I went sleuthing, with help from the newspaper’s staff, and we found the offending Sex With Chickens story, written in 2005. It reads, in whole:

“June 6
At approximately 6 p.m., a 50-year-old woman came to the police department and told an officer that she wished to file a complaint regarding a man in the 300 block of North Brushy who she saw having sex with chickens.

According to the complainant, who lives next to the subject, two men live in the home, an older man who owns chickens, and a younger man who is stealing them and having sex with them, causing them to die. The woman refused to give further information and is not willing to work with the police department. It is undetermined whether the information is accurate, as there is no evidence supporting this charge. The case has been forwarded to investigators.”

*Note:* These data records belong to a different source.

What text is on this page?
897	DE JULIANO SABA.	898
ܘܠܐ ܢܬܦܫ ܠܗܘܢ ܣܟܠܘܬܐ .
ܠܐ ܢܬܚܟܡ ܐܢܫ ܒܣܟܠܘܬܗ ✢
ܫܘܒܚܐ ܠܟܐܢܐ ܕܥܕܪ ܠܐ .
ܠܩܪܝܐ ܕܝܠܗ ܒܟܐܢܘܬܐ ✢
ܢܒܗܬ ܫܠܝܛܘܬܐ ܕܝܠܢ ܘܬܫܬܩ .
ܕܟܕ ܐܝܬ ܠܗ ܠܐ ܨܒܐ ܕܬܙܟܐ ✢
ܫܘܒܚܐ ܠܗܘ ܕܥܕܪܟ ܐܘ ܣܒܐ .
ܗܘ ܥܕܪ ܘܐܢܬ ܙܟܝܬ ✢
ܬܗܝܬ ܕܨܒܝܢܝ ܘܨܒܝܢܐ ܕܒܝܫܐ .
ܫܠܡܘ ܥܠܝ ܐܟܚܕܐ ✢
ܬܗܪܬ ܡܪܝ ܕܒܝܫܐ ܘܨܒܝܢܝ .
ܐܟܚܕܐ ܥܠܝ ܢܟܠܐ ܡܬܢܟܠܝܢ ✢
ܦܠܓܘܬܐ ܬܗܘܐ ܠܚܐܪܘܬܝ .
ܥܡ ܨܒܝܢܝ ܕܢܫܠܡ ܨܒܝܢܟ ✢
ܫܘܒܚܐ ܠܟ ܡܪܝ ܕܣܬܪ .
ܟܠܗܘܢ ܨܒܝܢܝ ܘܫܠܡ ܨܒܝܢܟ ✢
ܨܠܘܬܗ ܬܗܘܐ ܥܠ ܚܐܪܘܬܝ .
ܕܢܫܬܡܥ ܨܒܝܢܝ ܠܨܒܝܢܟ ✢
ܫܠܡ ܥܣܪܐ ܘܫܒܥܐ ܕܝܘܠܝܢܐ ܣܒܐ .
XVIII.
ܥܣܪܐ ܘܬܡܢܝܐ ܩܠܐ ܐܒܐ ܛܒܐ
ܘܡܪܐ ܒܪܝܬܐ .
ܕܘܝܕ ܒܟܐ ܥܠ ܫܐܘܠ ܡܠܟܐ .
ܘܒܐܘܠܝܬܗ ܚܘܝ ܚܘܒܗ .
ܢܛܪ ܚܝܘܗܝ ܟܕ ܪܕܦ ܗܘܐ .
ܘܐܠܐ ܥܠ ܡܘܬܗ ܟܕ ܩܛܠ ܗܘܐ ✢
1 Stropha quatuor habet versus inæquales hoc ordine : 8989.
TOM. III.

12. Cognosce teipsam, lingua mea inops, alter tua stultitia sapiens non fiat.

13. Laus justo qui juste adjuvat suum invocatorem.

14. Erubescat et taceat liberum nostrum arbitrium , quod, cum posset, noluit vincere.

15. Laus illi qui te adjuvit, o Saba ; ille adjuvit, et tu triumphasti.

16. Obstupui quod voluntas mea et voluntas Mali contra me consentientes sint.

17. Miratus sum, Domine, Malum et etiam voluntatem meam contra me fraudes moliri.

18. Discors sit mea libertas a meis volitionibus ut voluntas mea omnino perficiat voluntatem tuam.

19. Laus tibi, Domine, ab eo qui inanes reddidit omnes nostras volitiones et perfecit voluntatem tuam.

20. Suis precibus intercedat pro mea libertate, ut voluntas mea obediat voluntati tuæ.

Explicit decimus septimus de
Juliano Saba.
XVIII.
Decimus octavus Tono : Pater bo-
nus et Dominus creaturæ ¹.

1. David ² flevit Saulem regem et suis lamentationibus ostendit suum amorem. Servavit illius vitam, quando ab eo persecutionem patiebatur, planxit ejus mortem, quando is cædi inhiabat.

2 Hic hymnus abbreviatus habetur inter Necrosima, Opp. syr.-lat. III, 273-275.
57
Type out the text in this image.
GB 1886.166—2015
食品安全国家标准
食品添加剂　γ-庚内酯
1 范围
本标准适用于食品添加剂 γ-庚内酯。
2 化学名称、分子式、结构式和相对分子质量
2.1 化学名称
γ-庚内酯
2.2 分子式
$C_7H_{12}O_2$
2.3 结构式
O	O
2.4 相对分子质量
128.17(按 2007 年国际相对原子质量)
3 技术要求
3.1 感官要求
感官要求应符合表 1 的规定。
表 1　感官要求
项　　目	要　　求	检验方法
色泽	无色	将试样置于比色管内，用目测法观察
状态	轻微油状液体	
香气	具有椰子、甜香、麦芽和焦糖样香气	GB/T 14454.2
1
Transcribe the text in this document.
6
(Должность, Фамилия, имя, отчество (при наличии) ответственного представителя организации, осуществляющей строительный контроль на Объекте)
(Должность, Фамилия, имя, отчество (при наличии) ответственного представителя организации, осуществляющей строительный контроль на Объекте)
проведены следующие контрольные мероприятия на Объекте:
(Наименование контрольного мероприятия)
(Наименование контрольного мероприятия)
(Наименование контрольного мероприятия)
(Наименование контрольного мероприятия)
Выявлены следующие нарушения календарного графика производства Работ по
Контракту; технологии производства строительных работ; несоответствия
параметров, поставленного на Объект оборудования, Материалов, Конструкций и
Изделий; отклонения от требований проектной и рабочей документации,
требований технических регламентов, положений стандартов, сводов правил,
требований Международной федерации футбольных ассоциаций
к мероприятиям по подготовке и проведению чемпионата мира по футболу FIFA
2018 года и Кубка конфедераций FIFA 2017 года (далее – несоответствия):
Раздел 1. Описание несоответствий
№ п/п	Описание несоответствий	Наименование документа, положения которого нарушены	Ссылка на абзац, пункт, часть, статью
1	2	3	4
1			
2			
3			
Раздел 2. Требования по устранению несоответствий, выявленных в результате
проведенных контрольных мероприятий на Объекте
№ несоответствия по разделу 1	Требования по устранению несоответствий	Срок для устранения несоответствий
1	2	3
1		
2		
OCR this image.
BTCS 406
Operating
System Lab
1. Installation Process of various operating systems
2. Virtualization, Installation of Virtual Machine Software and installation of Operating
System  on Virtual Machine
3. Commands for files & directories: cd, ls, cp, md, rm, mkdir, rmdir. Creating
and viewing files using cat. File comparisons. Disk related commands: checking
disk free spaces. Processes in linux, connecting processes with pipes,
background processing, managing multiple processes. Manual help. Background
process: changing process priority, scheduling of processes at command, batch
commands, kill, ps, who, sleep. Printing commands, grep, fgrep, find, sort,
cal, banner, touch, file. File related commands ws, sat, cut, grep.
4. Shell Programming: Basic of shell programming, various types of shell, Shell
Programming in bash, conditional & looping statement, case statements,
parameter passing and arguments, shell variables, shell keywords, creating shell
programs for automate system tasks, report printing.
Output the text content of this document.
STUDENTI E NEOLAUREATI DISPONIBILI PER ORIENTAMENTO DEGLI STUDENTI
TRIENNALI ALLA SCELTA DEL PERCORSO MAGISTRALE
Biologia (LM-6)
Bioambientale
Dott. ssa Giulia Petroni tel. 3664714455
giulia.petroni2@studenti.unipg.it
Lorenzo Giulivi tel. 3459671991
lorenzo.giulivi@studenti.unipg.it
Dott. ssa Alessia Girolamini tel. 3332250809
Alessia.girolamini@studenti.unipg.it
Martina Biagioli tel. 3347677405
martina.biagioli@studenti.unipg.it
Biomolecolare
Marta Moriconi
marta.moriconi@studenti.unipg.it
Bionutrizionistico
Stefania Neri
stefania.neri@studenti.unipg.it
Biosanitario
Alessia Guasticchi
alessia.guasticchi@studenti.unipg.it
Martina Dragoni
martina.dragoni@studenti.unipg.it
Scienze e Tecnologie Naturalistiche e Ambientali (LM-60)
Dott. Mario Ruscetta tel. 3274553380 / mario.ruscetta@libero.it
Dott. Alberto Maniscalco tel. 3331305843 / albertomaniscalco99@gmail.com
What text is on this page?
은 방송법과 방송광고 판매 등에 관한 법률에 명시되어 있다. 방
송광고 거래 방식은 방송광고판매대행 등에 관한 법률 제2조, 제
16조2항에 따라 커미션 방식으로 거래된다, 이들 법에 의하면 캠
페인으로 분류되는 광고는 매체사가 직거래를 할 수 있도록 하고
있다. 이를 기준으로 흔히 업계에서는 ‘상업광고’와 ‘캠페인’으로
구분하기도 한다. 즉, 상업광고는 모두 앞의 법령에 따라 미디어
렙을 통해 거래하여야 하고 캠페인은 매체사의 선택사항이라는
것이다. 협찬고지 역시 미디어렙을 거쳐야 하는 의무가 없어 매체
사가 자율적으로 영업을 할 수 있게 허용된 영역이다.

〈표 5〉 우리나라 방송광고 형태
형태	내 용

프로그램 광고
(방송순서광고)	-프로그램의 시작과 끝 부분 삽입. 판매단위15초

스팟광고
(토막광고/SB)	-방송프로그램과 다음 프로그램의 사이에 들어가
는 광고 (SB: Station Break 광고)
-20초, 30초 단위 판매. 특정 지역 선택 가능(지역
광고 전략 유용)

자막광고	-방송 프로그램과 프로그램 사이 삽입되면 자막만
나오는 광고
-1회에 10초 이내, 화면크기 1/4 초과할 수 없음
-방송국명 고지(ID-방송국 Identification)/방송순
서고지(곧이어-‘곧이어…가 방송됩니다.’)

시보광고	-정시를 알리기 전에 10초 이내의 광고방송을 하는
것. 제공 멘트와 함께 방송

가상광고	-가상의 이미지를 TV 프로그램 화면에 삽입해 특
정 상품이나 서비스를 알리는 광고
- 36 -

First off, there is no way any self-respecting newspaper humanoid is going to keep this out of the paper. This is pure gold, folks. Every one of you, I predict, went “Oh, my gosh” upon reading that squib. It is what we used to call a water-cooler story, folks standing around talking about the piece. Today’s edition might have broken a major scandal at City Hall, or published a prize-winning thumb-sucker about sewer collection issues. No matter. The story that folks would be talking about is some crazy dude having Sex With Chickens.

We filed a complaint with the attorney general over the Leander PD’s refusal to release reports. I wrote the usual impassioned editorial, pointing out that if crime reports are secret, then residents don’t know if they’re living next to someone just arrested for child molestation, or if there has been a rash of burglaries in the neighborhood. (“Rash” is one of those newspaper terms we pundits love. “Mull” is another one.)

Readers largely yawned, though a few attaboys came our way. The Leander PD, after a few more weeks of obfuscation, saw the light and began releasing reports. Another small victory for sunshine in government, I suppose. I am simply thankful we did our small part to make neighborhood chickens safe from sexual assault.